What is the Cafe Scientifique? The Cafe Scientifique is a forum for the
discussion of important and interesting scientific issues that is much more
informal and accessible than a public lecture.

Who else will be there? The audience will consist of people who are
interested in science but generally never have the opportunity to discuss their
views with and ask questions of someone "in the know". No scientific
knowledge will be assumed by the speakers so that everyone can participate.

What happens at a Cafe Scientifique? each event starts with a short talk
from a speaker who is usually a scientist or a writer on science. After this
there is usually a short break to allow us to refill our glasses and have a few
private discussions. This is generally followed by an hour or so of questions
and answers and general discussion. There will be opportunity for everyone to ask questions, and we welcome those which begin "This might be a stupid
question, but......" These questions are invariably not stupid and often rather

Where and When? Cafes Scientifiques are hosted in a range of venues. Most of these are bars or cafes, but some are bookshops, theatres or community spaces.

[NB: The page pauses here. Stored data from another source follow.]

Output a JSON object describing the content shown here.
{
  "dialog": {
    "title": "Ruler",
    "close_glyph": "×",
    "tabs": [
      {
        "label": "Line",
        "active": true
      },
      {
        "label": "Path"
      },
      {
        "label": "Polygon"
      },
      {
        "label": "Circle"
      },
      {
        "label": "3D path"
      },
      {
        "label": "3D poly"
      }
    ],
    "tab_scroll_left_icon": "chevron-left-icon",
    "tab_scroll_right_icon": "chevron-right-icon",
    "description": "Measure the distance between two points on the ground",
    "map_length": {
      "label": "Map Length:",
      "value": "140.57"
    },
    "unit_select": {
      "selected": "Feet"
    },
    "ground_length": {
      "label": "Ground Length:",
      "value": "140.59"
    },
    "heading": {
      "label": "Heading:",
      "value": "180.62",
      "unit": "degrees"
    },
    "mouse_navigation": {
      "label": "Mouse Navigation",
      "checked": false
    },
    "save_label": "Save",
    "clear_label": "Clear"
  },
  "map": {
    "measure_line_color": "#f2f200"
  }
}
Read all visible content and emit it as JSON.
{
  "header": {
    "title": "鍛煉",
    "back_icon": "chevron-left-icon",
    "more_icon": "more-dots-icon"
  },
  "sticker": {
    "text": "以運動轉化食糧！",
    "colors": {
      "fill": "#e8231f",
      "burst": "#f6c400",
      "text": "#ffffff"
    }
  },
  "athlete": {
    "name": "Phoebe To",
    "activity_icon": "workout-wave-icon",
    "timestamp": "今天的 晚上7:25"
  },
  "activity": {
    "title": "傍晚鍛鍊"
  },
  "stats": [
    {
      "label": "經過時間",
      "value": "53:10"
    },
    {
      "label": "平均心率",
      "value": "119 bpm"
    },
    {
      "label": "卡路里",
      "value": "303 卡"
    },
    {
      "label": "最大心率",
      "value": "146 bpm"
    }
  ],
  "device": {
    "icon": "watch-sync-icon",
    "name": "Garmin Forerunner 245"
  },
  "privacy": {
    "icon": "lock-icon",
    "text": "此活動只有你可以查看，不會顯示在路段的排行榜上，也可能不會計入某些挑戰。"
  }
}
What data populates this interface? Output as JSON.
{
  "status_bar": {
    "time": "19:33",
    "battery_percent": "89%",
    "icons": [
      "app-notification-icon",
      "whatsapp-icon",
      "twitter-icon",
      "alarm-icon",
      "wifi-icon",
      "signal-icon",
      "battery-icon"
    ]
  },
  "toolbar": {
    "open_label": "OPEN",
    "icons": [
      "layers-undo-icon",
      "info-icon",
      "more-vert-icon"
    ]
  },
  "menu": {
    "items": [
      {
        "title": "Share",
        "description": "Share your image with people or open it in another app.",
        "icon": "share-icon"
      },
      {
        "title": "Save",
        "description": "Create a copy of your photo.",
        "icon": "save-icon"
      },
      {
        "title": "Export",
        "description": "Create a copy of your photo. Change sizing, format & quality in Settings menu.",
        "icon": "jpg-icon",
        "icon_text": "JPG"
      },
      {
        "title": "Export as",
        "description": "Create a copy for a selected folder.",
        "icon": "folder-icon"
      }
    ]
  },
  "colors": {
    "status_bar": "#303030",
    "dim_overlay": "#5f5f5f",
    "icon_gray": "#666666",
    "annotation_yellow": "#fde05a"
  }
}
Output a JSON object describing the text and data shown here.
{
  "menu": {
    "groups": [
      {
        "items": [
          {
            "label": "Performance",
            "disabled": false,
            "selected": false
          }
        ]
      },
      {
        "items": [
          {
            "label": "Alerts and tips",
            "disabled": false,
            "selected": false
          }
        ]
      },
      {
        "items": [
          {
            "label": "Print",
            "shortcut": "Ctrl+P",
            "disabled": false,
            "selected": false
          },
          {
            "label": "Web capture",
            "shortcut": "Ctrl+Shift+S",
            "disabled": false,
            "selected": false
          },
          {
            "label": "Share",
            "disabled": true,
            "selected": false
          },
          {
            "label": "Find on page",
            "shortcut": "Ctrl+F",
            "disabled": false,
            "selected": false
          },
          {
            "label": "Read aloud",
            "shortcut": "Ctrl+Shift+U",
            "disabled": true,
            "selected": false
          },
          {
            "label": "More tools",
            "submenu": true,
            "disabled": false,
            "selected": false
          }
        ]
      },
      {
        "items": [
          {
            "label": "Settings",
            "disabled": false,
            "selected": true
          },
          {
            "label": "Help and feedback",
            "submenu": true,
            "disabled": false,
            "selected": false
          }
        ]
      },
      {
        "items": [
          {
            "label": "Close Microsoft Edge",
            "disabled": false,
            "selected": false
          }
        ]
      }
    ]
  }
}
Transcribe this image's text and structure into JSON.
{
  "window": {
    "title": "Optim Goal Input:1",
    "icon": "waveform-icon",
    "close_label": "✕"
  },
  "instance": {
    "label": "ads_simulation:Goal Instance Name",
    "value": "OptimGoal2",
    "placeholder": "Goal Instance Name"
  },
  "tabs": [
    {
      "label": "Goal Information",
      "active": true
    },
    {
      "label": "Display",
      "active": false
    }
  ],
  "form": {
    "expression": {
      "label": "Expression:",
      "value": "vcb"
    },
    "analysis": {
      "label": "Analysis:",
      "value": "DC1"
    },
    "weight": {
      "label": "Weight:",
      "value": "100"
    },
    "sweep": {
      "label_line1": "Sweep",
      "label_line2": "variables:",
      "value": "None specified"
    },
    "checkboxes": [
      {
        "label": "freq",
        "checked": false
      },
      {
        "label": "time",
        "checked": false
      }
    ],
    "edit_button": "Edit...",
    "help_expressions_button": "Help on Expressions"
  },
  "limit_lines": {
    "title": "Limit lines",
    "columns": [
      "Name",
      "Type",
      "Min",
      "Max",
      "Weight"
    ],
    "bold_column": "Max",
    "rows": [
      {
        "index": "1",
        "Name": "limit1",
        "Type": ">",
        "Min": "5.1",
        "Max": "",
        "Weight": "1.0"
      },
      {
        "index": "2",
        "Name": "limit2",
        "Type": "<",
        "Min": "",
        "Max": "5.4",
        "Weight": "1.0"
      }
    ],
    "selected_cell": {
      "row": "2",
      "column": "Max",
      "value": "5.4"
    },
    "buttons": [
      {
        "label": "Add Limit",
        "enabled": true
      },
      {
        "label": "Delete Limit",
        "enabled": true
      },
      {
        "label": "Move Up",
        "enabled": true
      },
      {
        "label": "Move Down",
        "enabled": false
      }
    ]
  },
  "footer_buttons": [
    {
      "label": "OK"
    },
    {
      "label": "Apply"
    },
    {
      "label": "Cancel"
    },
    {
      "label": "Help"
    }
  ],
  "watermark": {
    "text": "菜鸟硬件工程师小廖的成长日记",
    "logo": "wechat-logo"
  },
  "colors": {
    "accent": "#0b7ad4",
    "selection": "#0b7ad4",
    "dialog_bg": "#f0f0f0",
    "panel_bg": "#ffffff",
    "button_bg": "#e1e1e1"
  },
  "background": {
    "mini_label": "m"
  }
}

This is something I wish we had in this country. Maybe the Brits are a bit more oriented to public discussion and discourse about science. But, if there was something like this here, I know I'd make time to go. If anyone knows of a similar type of activity here in the USA, please comment and post details.

A reader named Barney posted this great link to North American Cafe Scientfique sites. Thanks!


Barney said...

There doesn't look to be a centralized US site, but hit up google with 'cafe scientifique US' or something like that and it pulls up a number of domestic occurrences.

Barney said...

Aha, here's a link to North American Cafe Scientifique sites.

Bill Beaty said...

Here in Seattle we have "Science On Tap,", and also monthly Dorkbot meetings

drk said...

The Cafe Scientifique guys should hook up with the London "2600" crew sometime for interesting interchange of science and technology ideas.

Make no mistake, the London 2600 crew have been around for a while so it's not just young script kiddies bragging about their latest conquests - there are some real experimenters there - and some very interesting conversations to be had.